[Twisted-Python] at what point does reactor.run() need to be called?

Bob Ippolito bob at redivi.com
Tue Apr 6 08:32:34 MDT 2004


On Apr 6, 2004, at 6:01 AM, Michal Pasternak wrote:

> Damon Fasching [Mon, Apr 05, 2004 at 11:39:57PM -0700]:
>> The following two modules work fine together.
>
> reactor.run() enters an event-controlled loop (it's the same as 
> "mainloop"
> in GUI toolkits you could program in), so you should call it after you 
> do
> all initialization stuff.
>
>> However, if the call to reactor.run() is moved any
>> higher in client.py, the client seems to hang.  For
>
> It doesn't hang, it just gets the root object, but has no callback to 
> pass
> it to.
>
> If it hangs (locks-up hard), it's a bug, examine & report it.

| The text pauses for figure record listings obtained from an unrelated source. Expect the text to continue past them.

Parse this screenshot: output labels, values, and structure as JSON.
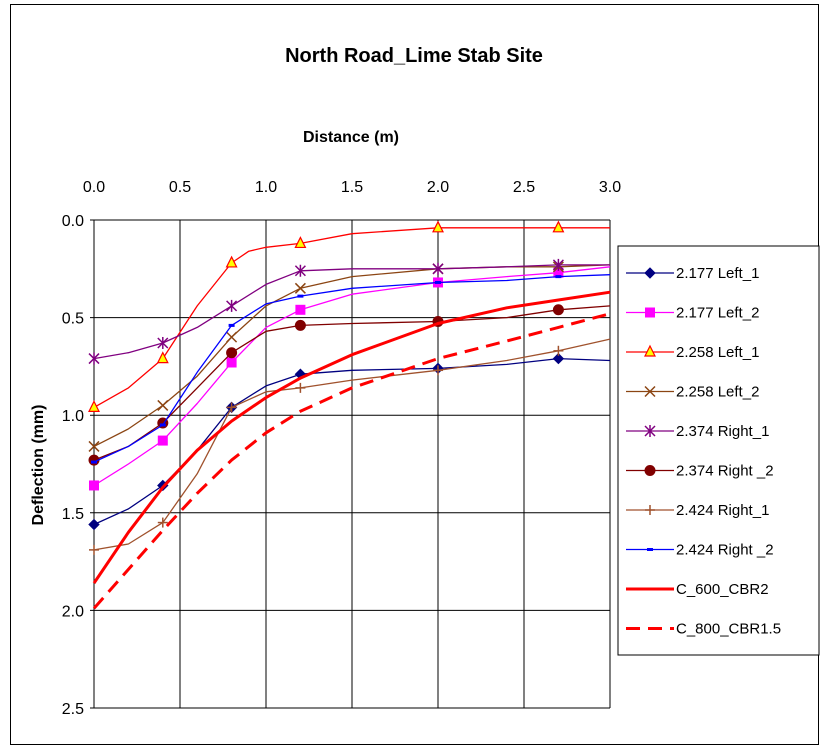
{
  "chart_data": {
    "type": "line",
    "title": "North Road_Lime Stab Site",
    "xlabel": "Distance (m)",
    "ylabel": "Deflection (mm)",
    "xlim": [
      0,
      3
    ],
    "ylim": [
      0,
      2.5
    ],
    "y_inverted": true,
    "x_axis_position": "top",
    "x_ticks": [
      "0.0",
      "0.5",
      "1.0",
      "1.5",
      "2.0",
      "2.5",
      "3.0"
    ],
    "y_ticks": [
      "0.0",
      "0.5",
      "1.0",
      "1.5",
      "2.0",
      "2.5"
    ],
    "grid": true,
    "legend_position": "right",
    "series": [
      {
        "name": "2.177 Left_1",
        "color": "#000080",
        "marker": "diamond",
        "dash": "solid",
        "x": [
          0,
          0.2,
          0.4,
          0.6,
          0.8,
          1.0,
          1.2,
          1.5,
          2.0,
          2.4,
          2.7,
          3.0
        ],
        "y": [
          1.56,
          1.48,
          1.36,
          1.18,
          0.96,
          0.85,
          0.79,
          0.77,
          0.76,
          0.74,
          0.71,
          0.72
        ],
        "marker_x": [
          0,
          0.4,
          0.8,
          1.2,
          2.0,
          2.7
        ],
        "marker_y": [
          1.56,
          1.36,
          0.96,
          0.79,
          0.76,
          0.71
        ]
      },
      {
        "name": "2.177 Left_2",
        "color": "#FF00FF",
        "marker": "square",
        "dash": "solid",
        "x": [
          0,
          0.2,
          0.4,
          0.6,
          0.8,
          1.0,
          1.2,
          1.5,
          2.0,
          2.4,
          2.7,
          3.0
        ],
        "y": [
          1.36,
          1.25,
          1.13,
          0.94,
          0.73,
          0.55,
          0.46,
          0.38,
          0.32,
          0.29,
          0.27,
          0.24
        ],
        "marker_x": [
          0,
          0.4,
          0.8,
          1.2,
          2.0,
          2.7
        ],
        "marker_y": [
          1.36,
          1.13,
          0.73,
          0.46,
          0.32,
          0.27
        ]
      },
      {
        "name": "2.258 Left_1",
        "color": "#FF0000",
        "marker": "triangle",
        "marker_fill": "#FFFF00",
        "dash": "solid",
        "x": [
          0,
          0.2,
          0.4,
          0.6,
          0.8,
          0.9,
          1.0,
          1.2,
          1.5,
          2.0,
          2.4,
          2.7,
          3.0
        ],
        "y": [
          0.96,
          0.86,
          0.71,
          0.44,
          0.22,
          0.16,
          0.14,
          0.12,
          0.07,
          0.04,
          0.04,
          0.04,
          0.04
        ],
        "marker_x": [
          0,
          0.4,
          0.8,
          1.2,
          2.0,
          2.7
        ],
        "marker_y": [
          0.96,
          0.71,
          0.22,
          0.12,
          0.04,
          0.04
        ]
      },
      {
        "name": "2.258 Left_2",
        "color": "#8B4513",
        "marker": "x",
        "dash": "solid",
        "x": [
          0,
          0.2,
          0.4,
          0.6,
          0.8,
          1.0,
          1.2,
          1.5,
          2.0,
          2.4,
          2.7,
          3.0
        ],
        "y": [
          1.16,
          1.07,
          0.95,
          0.8,
          0.6,
          0.44,
          0.35,
          0.29,
          0.25,
          0.24,
          0.24,
          0.23
        ],
        "marker_x": [
          0,
          0.4,
          0.8,
          1.2,
          2.0,
          2.7
        ],
        "marker_y": [
          1.16,
          0.95,
          0.6,
          0.35,
          0.25,
          0.24
        ]
      },
      {
        "name": "2.374 Right_1",
        "color": "#800080",
        "marker": "star",
        "dash": "solid",
        "x": [
          0,
          0.2,
          0.4,
          0.6,
          0.8,
          1.0,
          1.2,
          1.5,
          2.0,
          2.4,
          2.7,
          3.0
        ],
        "y": [
          0.71,
          0.68,
          0.63,
          0.55,
          0.44,
          0.33,
          0.26,
          0.25,
          0.25,
          0.24,
          0.23,
          0.23
        ],
        "marker_x": [
          0,
          0.4,
          0.8,
          1.2,
          2.0,
          2.7
        ],
        "marker_y": [
          0.71,
          0.63,
          0.44,
          0.26,
          0.25,
          0.23
        ]
      },
      {
        "name": "2.374 Right _2",
        "color": "#800000",
        "marker": "circle",
        "dash": "solid",
        "x": [
          0,
          0.2,
          0.4,
          0.6,
          0.8,
          1.0,
          1.2,
          1.5,
          2.0,
          2.4,
          2.7,
          3.0
        ],
        "y": [
          1.23,
          1.16,
          1.04,
          0.86,
          0.68,
          0.57,
          0.54,
          0.53,
          0.52,
          0.5,
          0.46,
          0.44
        ],
        "marker_x": [
          0,
          0.4,
          0.8,
          1.2,
          2.0,
          2.7
        ],
        "marker_y": [
          1.23,
          1.04,
          0.68,
          0.54,
          0.52,
          0.46
        ]
      },
      {
        "name": "2.424 Right_1",
        "color": "#A0522D",
        "marker": "plus",
        "dash": "solid",
        "x": [
          0,
          0.2,
          0.4,
          0.6,
          0.8,
          1.0,
          1.2,
          1.5,
          2.0,
          2.4,
          2.7,
          3.0
        ],
        "y": [
          1.69,
          1.66,
          1.55,
          1.3,
          0.96,
          0.88,
          0.86,
          0.82,
          0.77,
          0.72,
          0.67,
          0.61
        ],
        "marker_x": [
          0,
          0.4,
          0.8,
          1.2,
          2.0,
          2.7
        ],
        "marker_y": [
          1.69,
          1.55,
          0.96,
          0.86,
          0.77,
          0.67
        ]
      },
      {
        "name": "2.424 Right _2",
        "color": "#0000FF",
        "marker": "dash",
        "dash": "solid",
        "x": [
          0,
          0.2,
          0.4,
          0.6,
          0.8,
          1.0,
          1.2,
          1.5,
          2.0,
          2.4,
          2.7,
          3.0
        ],
        "y": [
          1.24,
          1.16,
          1.05,
          0.78,
          0.54,
          0.43,
          0.39,
          0.35,
          0.32,
          0.31,
          0.29,
          0.28
        ],
        "marker_x": [
          0,
          0.4,
          0.8,
          1.2,
          2.0,
          2.7
        ],
        "marker_y": [
          1.24,
          1.05,
          0.54,
          0.39,
          0.32,
          0.29
        ]
      },
      {
        "name": "C_600_CBR2",
        "color": "#FF0000",
        "marker": "none",
        "dash": "solid",
        "x": [
          0,
          0.2,
          0.4,
          0.6,
          0.8,
          1.0,
          1.2,
          1.5,
          2.0,
          2.4,
          2.7,
          3.0
        ],
        "y": [
          1.86,
          1.6,
          1.37,
          1.18,
          1.03,
          0.91,
          0.81,
          0.69,
          0.53,
          0.45,
          0.41,
          0.37
        ]
      },
      {
        "name": "C_800_CBR1.5",
        "color": "#FF0000",
        "marker": "none",
        "dash": "dashed",
        "x": [
          0,
          0.2,
          0.4,
          0.6,
          0.8,
          1.0,
          1.2,
          1.5,
          2.0,
          2.4,
          2.7,
          3.0
        ],
        "y": [
          1.99,
          1.79,
          1.59,
          1.4,
          1.23,
          1.09,
          0.98,
          0.86,
          0.71,
          0.62,
          0.55,
          0.48
        ]
      }
    ]
  }
}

I wouldn't say that "locks-up hard" in this particular scenario (the 
reactor isn't supposed to be doing anything) is always a bug -- at 
least in the case of an alternative reactor implementation.  If you 
send a signal (such as SIGINT or ctrl-C) to the program, and Python 
swallows it (as it normally would), the not-written-in-Python event 
loop won't know that it would be a good idea to run some Python code, 
so it will never quit.  If you really want to guarantee that your 
program is indeed interruptible you should add a little "waker" that 
runs Python code (even if it's little more than "pass") every few 
seconds via callLater.

This was an issue until very recently with cfreactor.  However, I have 
written a new signal handler (in PyObjC CVS) that is installed by 
default (when you use AppHelper.run[Console]EventLoop) that uses a mach 
port to wake the not-written-in-Python event loop and runs some Python 
code immediately.  So it's no longer a problem when you are using 
PyObjC to start your event loop in the recommended way, or you install 
the mach port signal handler manually (it registers to the 
CoreFoundation runLoop, which cfreactor uses if you do not specify one 
to reactor.run or you do not have an NSApplication instance created).